Written by : Duhita Al-Hayyu .P
            19:45
        Alarm yang menunjukkan bahwa waktu sudah pukul 7.00 berbunyi. Menandakan bahwa sudah saatnya aku bersiap-siap dan bergegas ke kantor. Akhir-akhir ini, aku memang selalu disibukkan dengan pekerjaanku yang semakin lama semakin berat saja. Setelah siap-siap, aku bergegas berangkat ke kantorku.
          Hari-hari di kantor berjalan seperti biasa, tidak ada sesuatu yang terjadi. Aku menyelesaikan pekerjaanku dengan sedikit terburu-buru karena aku hanya ingin kembali ke apartemenku. Aku melirik jam emas yang melingkar di tanganku, waktu sudah menunjukkan pukul 18.18, waktunya aku untuk pulang (jika tidak ada pekerjaan lain yang harus diurus). Lagipula, aku tidak ingin ketinggalan subway hari ini.
          Aku sampai di stasiun subway pada pukul 18.23, tepat tujuh menit sebelum subway itu berangkat. Aku selalu pulang pada jadwal subway yang sama. Pengumuman berkata bahwa subway yang akan kutumpangi akan segera berangkat. Aku langsung berjalan ke depan pintu subway, pintu itu terbuka. Saat melihatnya duduk disana, aku langsung tersenyum. Ya, dia ada disana, ditempat biasa ia duduk. Terlihat cantik dengan rambut panjang cokelatnya yang digerai, ditemani oleh buku bacaannya. Aku suka memandanginya, melihatnya tenggelam dalam bacaannya, tanpa memperdulikan suasana sekitarnya.
          Pasti kalian penasaran siapa dia? Ya, dia adalah alasan mengapa aku tidak ingin tertinggal subway, alasan mengapa aku selalu pulang tepat waktu. Sudah 2 bulan belakangan ini aku memperhatikannya, selama 2 bulan belakangan ini juga ia telah menaiki subway dengan jadwal keberangkatan yang sama, yaitu pukul 18.30.
          Dia adalah gadis cantik bermata hijau, kulit putih dan berambut cokelat. Dari cara berpakaiannya, sepertinya dia bukanlah karyawan di suatu kantor, mungkin dia bekerja di suatu toko di pusat kota.
          Aku selalu memperhatikannya sepanjang perjalanan, dia tidak membosankan untuk dilihat. Sepertinya dia tidak pernah menyadari bahwa aku selalu memperhatikannya.
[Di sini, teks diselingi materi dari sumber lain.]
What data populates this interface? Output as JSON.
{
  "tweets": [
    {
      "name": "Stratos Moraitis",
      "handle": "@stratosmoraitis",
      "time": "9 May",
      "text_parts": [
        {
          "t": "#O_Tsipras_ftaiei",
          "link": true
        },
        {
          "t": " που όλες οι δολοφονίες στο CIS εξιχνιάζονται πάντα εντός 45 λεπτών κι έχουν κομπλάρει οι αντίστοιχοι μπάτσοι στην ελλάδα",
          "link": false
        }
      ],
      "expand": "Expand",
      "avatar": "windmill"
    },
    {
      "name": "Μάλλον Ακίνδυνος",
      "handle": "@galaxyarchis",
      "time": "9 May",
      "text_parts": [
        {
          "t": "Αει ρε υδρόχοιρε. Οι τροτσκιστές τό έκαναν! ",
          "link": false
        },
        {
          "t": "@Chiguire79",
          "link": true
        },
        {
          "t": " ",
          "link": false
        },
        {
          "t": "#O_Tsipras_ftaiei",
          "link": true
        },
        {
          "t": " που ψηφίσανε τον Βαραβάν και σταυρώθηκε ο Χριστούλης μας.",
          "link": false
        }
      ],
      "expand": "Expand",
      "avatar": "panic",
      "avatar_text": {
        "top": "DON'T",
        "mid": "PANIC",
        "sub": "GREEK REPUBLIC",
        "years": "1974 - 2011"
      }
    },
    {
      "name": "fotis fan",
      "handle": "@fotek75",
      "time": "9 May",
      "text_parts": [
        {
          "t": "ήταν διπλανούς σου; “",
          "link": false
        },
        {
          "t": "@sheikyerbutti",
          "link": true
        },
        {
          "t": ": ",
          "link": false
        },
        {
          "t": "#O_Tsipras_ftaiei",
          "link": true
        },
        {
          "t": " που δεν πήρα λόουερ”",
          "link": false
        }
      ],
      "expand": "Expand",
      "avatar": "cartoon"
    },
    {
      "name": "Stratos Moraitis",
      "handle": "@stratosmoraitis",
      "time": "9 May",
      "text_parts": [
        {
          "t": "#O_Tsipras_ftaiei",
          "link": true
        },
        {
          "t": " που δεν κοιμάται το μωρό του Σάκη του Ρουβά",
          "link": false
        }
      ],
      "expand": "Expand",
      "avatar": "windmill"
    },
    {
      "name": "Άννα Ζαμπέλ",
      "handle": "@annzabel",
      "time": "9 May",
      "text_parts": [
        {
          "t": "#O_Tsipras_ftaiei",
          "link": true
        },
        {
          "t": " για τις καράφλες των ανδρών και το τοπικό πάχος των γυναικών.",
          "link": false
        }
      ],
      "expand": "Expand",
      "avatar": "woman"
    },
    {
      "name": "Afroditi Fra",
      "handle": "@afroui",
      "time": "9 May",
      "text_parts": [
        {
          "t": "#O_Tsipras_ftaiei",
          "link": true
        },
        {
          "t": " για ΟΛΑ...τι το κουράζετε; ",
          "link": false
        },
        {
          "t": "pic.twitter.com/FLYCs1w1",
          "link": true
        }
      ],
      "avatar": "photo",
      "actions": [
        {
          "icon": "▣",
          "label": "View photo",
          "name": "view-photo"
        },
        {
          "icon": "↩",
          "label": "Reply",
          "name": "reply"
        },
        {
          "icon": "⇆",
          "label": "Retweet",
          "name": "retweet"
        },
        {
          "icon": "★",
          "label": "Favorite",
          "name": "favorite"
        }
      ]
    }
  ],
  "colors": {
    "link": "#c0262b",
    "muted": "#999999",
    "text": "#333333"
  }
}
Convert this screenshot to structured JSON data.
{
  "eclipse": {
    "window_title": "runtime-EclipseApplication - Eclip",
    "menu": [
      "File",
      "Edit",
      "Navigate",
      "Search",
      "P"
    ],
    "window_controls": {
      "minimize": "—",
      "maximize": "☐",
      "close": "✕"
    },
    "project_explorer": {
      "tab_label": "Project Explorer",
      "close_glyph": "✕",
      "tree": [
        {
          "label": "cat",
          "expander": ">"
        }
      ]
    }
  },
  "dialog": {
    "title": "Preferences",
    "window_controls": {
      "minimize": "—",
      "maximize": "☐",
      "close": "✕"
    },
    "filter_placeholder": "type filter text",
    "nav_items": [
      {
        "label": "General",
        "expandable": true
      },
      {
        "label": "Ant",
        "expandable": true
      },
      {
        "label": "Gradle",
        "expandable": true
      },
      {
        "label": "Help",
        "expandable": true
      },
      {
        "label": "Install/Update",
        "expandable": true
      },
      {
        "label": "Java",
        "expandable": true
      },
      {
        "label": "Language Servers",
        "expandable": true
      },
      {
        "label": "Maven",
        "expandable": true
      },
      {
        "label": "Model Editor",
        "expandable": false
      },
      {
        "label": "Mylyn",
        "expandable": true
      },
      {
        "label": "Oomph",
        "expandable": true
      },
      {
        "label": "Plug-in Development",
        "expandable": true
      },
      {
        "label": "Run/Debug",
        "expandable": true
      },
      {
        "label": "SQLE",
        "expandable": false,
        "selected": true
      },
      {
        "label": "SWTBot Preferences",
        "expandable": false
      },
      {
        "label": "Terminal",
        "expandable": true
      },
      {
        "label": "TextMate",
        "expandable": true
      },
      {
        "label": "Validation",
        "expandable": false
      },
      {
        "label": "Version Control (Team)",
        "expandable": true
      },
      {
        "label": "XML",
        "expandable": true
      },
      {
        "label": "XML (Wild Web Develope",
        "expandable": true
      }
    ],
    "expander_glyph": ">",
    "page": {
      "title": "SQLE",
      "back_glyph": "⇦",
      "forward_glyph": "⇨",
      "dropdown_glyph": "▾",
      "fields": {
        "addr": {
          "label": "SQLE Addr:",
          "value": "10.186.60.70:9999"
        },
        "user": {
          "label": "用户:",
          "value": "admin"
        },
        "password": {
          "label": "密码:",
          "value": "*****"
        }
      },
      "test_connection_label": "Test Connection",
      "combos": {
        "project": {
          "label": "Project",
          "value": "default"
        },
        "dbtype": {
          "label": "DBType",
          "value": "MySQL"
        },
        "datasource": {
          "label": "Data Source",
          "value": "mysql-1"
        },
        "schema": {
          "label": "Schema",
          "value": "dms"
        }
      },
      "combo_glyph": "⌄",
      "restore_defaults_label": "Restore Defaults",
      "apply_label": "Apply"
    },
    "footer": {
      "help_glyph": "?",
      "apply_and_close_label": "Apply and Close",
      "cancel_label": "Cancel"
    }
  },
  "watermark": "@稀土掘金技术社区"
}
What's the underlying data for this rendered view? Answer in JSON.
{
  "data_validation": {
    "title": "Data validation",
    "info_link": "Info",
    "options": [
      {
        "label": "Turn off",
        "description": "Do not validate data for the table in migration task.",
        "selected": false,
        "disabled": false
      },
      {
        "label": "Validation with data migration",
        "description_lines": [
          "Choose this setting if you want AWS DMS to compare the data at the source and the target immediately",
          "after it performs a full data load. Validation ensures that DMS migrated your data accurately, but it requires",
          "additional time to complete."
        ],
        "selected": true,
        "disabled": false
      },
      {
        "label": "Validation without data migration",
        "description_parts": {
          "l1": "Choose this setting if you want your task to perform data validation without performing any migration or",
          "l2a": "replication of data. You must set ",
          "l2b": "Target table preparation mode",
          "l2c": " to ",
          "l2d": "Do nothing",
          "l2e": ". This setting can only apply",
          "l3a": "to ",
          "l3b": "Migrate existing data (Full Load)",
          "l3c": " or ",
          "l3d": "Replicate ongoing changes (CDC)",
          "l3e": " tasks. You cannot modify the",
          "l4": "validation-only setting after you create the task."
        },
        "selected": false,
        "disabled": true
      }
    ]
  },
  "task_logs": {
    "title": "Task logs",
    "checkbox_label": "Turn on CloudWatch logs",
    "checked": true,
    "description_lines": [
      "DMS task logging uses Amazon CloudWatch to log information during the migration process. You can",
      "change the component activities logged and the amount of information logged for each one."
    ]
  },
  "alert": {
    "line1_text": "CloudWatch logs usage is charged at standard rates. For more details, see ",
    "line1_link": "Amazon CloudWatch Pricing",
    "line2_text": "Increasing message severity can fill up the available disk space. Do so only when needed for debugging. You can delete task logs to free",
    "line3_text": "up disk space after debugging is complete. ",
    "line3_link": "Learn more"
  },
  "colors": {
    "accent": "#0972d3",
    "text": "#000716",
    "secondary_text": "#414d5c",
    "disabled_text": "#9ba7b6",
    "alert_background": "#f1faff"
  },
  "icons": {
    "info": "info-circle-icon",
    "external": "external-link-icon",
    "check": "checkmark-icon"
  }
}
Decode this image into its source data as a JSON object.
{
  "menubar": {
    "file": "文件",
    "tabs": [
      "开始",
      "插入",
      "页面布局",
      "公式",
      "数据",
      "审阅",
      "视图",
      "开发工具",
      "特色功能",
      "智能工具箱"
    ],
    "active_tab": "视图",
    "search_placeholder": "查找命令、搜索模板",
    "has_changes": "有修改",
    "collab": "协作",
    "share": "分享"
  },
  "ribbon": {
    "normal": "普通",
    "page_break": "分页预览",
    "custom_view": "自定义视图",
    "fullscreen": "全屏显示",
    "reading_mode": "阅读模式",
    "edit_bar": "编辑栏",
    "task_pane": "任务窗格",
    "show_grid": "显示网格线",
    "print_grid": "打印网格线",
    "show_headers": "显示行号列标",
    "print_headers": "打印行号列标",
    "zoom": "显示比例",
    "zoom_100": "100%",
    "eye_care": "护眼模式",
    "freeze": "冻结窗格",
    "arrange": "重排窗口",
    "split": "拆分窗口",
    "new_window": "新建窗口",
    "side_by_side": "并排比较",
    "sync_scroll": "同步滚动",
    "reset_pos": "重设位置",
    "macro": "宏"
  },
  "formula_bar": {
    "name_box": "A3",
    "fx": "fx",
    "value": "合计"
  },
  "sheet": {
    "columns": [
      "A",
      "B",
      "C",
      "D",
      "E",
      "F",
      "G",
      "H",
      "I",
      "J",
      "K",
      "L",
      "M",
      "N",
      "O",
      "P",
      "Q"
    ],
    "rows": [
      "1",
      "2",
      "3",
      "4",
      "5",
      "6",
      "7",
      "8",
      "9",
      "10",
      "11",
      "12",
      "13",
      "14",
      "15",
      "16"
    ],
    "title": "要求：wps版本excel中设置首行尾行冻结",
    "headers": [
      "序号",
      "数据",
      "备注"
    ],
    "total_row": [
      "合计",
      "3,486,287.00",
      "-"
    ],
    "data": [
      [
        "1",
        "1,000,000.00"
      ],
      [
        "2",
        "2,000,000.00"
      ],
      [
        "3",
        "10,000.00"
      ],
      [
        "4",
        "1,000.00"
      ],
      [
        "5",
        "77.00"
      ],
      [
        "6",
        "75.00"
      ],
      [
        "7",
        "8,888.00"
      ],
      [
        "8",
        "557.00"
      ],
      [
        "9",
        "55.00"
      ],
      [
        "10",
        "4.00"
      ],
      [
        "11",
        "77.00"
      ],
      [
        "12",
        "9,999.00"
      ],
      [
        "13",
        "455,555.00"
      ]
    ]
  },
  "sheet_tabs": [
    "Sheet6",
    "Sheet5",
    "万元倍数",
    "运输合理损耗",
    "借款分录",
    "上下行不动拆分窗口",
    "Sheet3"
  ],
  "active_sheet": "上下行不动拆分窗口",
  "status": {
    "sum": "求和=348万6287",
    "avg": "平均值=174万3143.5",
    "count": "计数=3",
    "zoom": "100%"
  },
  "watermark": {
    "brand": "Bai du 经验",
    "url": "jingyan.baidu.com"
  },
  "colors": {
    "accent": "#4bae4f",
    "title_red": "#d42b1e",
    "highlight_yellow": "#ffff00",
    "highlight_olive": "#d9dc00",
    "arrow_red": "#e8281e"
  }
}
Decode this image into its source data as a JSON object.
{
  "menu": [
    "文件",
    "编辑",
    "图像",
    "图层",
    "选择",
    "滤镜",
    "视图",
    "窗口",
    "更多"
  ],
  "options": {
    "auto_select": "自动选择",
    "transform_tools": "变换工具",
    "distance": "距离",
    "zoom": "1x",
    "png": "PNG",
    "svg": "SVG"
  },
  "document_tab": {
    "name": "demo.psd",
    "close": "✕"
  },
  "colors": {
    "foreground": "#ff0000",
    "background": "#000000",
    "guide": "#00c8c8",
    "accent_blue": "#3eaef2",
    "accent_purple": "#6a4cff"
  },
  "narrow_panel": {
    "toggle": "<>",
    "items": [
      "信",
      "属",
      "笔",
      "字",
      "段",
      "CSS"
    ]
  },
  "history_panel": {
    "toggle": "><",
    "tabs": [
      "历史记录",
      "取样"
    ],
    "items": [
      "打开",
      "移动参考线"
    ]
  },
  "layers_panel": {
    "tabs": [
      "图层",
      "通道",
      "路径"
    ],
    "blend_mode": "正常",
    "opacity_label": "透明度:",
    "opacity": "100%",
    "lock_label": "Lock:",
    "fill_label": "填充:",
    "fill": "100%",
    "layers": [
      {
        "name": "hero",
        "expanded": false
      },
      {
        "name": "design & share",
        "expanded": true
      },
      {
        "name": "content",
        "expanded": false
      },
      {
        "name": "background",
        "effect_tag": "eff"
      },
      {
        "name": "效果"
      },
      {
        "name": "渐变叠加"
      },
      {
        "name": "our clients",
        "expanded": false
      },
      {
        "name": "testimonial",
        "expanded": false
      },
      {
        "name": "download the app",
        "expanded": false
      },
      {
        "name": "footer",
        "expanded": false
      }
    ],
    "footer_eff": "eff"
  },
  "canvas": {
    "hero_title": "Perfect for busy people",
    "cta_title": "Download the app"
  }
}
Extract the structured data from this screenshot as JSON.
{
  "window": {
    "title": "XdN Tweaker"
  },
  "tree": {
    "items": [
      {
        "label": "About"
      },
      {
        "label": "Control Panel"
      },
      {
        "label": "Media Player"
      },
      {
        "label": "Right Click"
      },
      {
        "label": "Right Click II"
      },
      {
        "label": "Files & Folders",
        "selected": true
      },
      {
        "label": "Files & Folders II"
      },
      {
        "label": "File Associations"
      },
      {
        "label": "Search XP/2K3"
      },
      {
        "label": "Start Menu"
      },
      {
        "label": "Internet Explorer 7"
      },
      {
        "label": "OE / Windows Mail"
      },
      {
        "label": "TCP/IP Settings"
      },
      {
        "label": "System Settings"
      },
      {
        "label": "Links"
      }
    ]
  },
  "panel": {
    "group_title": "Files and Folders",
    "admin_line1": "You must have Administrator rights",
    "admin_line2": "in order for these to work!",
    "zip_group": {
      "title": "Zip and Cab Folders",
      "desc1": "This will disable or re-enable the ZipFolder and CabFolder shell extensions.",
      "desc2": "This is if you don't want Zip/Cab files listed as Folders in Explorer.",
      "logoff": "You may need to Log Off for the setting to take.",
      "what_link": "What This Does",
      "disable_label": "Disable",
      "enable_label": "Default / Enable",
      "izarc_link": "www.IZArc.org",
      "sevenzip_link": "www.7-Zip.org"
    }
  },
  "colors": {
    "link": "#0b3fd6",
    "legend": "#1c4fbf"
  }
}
Pemberhentian berikutnya adalah tempat dimana ia selalu turun. Saat dia turun, aku melihatnya menatapku. Dia tersenyum padaku, ya, dia tersenyum padaku.
***
Aku masih belum bisa mempercayainya. Sekarang sudah jam 2 pagi, dan aku masih belum bisa tidur. Biarkanlah, karena besok hari libur, tapi itu berarti aku tidak bisa bertemu dengannya di subway.
***
Suara telepon yang nyaring membuatku terbangun dari tidurku yang nyenyak. Siapa yang menelponku pagi-pagi? padahal ini hari Minggu, batinku. Aku mengambil telepon genggamku yang terletak disamping tempat tidurku. Ternyata masih pukul 06.50, dan ternyata yang menelpon adalah bosku. Ada apa dia menelponku pagi-pagi seperti ini? Batinku lagi, heran dan sedikit panik. Akhirnya aku mengangkatnya
          “Halo?”
          “Pagi, saya hanya ingin bertanya apa kau bisa datang lebih pagi ke kantor besok Senin? Saya ada kabar gembira untukmu.”
          “Wah, kabar gembira apa Boss?”
          “Sudah, besok pagi saja ya”
          “Oke, saya tunggu besok pagi. Terima kasih”
***
       Keesokan harinya, aku bangun lebih pagi dari biasanya karena telah memiliki janji terhadap bossku. Aku berangkat menuju kantor pada pukul 6.00, lebih pagi dari biasanya. Aku mengunci apartemen kecilku yang terletak di pinggir kota ini. Sepertinya orang-orang disini belum bangun dari tidur pulas mereka. Aku bergegas pergi menuju stasiun subway yang terletak tidak jauh dari apartemenku.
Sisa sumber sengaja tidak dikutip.